Big Data and its potential as a business tool have garnered plenty of attention of late, and it’s not hard to see why. Data volumes are exploding, and ECM companies are being called upon to help their customers to leverage data in new ways in their decision-making. So far, the discussion has centered on the structured data that can turned into reports that increase efficiency and visibility. And while that’s certainly extremely valuable, there’s a vast amount of unstructured data out there waiting to mined. It’s being called Big Content.
Systemware has a long history of providing enterprise content management solutions to some of the most recognized names in American business. Much of the time, our customers’ needs have focused on structured data. But we are seeing a growing need among corporations for assistance with unstructured data in its many forms: Microsoft Word documents, Explanation of Benefits, images, sound files, instant messages, emails and blog posts.
Big Content goes beyond traditional search
Gartner’s Craig Roth wrote recently about Big Content, saying that, “Just as Big Data uses Apache Hadoop (with MapReduce) to go beyond traditional BI, Big Content combines technologies to go beyond traditional search. These technologies are applied to text analytics, sentiment analysis, video analysis, semantic web technologies, and attention management.”

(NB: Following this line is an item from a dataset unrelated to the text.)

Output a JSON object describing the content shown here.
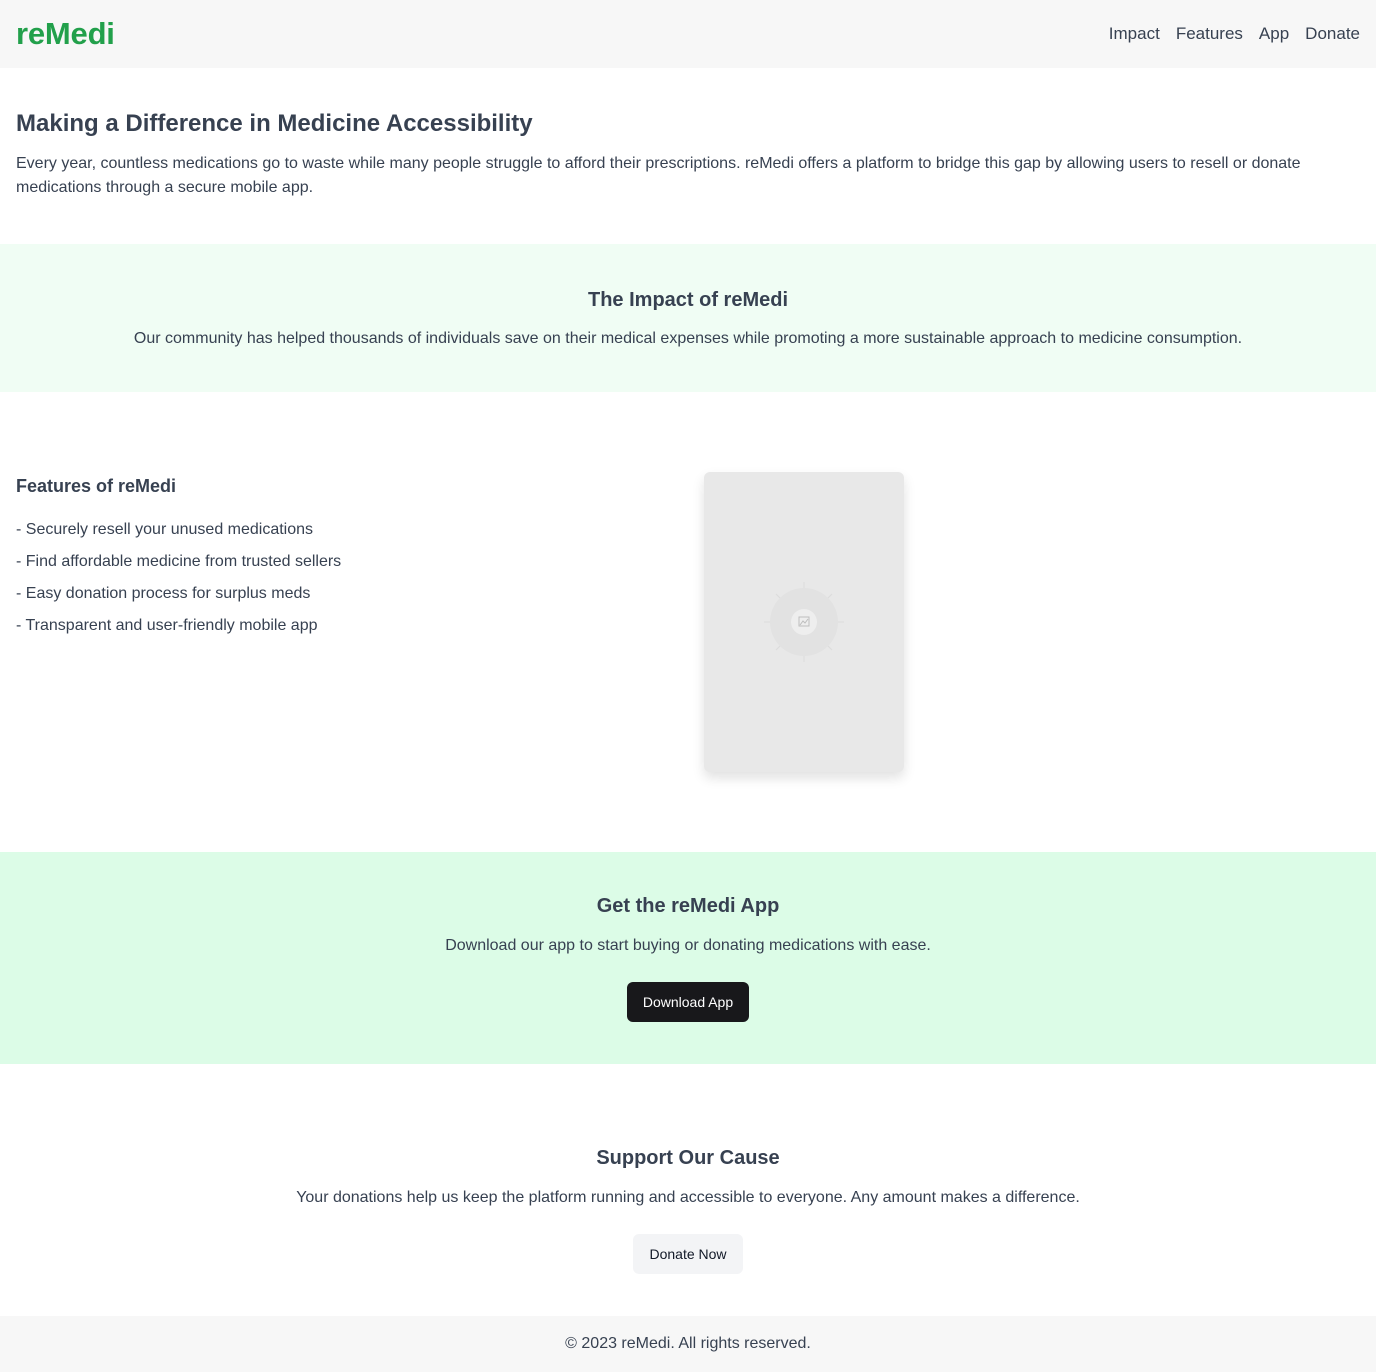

Roth said corporations today want answers to all kinds of new questions. He wrote, “Full-text search is not the answer. There may be too much noise in the search results to make them useful. The results may be desired as semantic linkages or sentiment ratings rather than a list of links. The text to be searched may not be accessible by a public search engine like Google or all within a firewall for enterprise search engines.”

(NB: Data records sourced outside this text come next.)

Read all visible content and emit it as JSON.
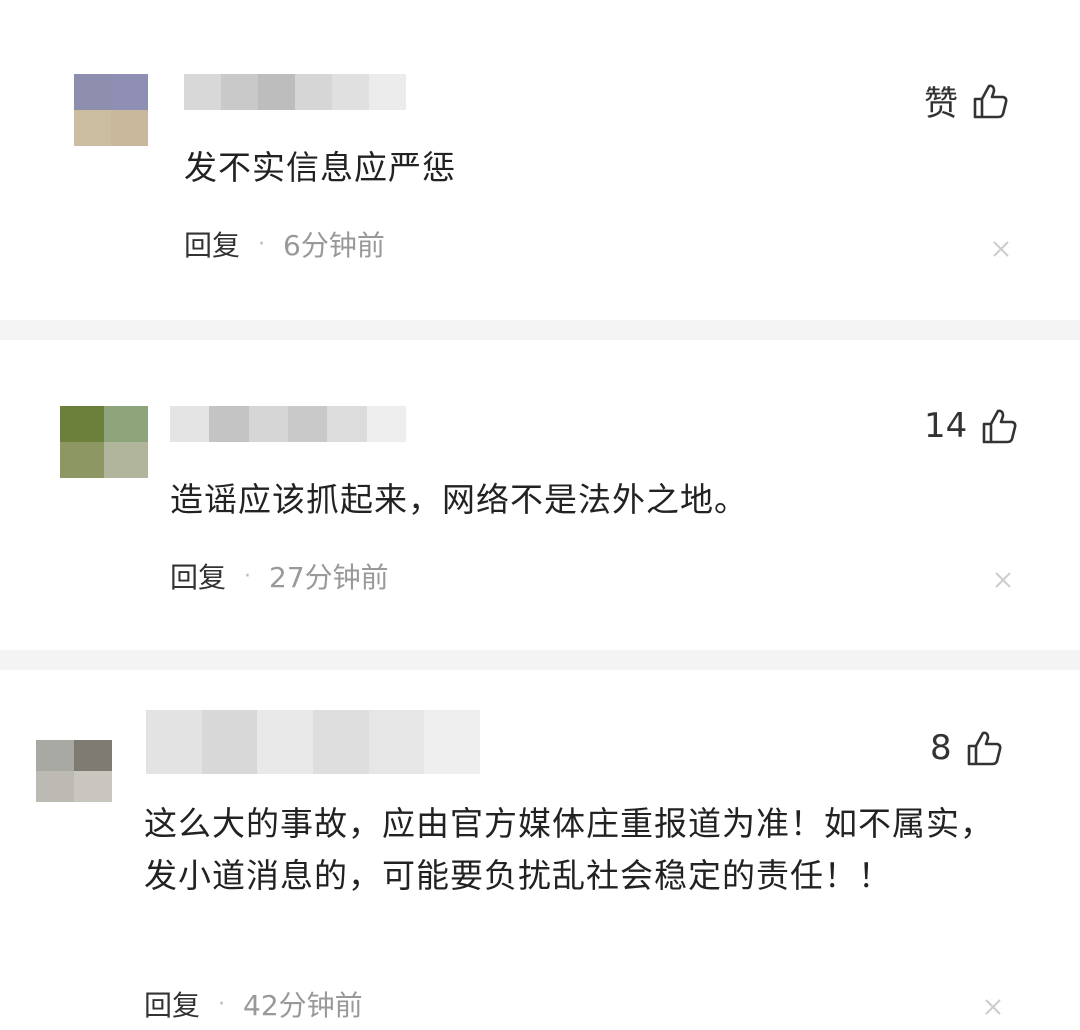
{
  "colors": {
    "text_primary": "#222222",
    "text_secondary": "#999999",
    "separator": "#f4f4f4"
  },
  "comments": [
    {
      "text": "发不实信息应严惩",
      "like_label": "赞",
      "reply_label": "回复",
      "separator": "·",
      "time": "6分钟前",
      "avatar_colors": [
        "#8d8dae",
        "#8f8fb6",
        "#cbbd9f",
        "#c8b79b"
      ],
      "name_blur_colors": [
        "#d8d8d8",
        "#c9c9c9",
        "#bdbdbd",
        "#d6d6d6",
        "#e0e0e0",
        "#ebebeb"
      ]
    },
    {
      "text": "造谣应该抓起来，网络不是法外之地。",
      "like_label": "14",
      "reply_label": "回复",
      "separator": "·",
      "time": "27分钟前",
      "avatar_colors": [
        "#6c7f3b",
        "#8ea47a",
        "#8d9763",
        "#b0b59c"
      ],
      "name_blur_colors": [
        "#e4e4e4",
        "#c4c4c4",
        "#d6d6d6",
        "#c9c9c9",
        "#dcdcdc",
        "#eeeeee"
      ]
    },
    {
      "text": "这么大的事故，应由官方媒体庄重报道为准！如不属实，发小道消息的，可能要负扰乱社会稳定的责任！！",
      "like_label": "8",
      "reply_label": "回复",
      "separator": "·",
      "time": "42分钟前",
      "avatar_colors": [
        "#a9a9a3",
        "#7f7a72",
        "#bdb9b3",
        "#c9c6c0"
      ],
      "name_blur_colors": [
        "#e3e3e3",
        "#d8d8d8",
        "#e9e9e9",
        "#dedede",
        "#e6e6e6",
        "#efefef"
      ]
    }
  ]
}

Big Content will prove its worth
Roth is certainly correct that full-text search is not the answer. Because it returns all values that match the input terms, search typically generates a large number of results, most of which may not be relevant or useful to the task at hand. Decision makers don’t have time to sort through hundreds of query results to locate a precise piece of information.

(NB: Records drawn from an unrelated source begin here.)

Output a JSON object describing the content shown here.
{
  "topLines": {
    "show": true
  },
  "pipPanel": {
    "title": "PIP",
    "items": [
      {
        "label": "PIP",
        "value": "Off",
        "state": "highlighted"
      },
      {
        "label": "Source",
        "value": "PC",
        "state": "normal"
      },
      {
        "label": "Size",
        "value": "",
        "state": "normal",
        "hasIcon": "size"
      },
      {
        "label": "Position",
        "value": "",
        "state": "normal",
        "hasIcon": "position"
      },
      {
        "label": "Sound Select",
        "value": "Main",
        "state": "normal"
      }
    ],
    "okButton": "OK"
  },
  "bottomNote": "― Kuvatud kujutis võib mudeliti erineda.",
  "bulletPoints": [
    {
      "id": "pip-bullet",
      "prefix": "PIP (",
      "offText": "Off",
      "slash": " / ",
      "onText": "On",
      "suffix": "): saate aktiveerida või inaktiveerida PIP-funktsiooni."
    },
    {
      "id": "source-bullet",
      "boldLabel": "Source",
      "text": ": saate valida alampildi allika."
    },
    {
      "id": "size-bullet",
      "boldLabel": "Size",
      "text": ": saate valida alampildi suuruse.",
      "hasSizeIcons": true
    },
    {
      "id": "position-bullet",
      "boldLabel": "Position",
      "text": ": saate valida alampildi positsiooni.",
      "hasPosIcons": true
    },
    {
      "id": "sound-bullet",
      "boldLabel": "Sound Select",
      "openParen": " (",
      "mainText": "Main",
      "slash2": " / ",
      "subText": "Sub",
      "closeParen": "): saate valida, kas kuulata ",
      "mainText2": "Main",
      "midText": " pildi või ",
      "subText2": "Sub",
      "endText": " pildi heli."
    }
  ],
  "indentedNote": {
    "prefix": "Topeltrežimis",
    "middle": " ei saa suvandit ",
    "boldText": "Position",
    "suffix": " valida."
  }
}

Finding highly specific information quickly and efficiently takes an index-based approach that yields a far more focused search result. That focus is achieved by predetermining and defining the values upon which future searches will be based. That way corporate users can use those defined value categories and only those categories as search criteria.
With robust indexing — on both mainframe and distributed platforms — corporations can start to pose those new questions and unlock the potential of Big Content to get their answers. That’s when Big Content will start to show that it’s the next step in Big Data.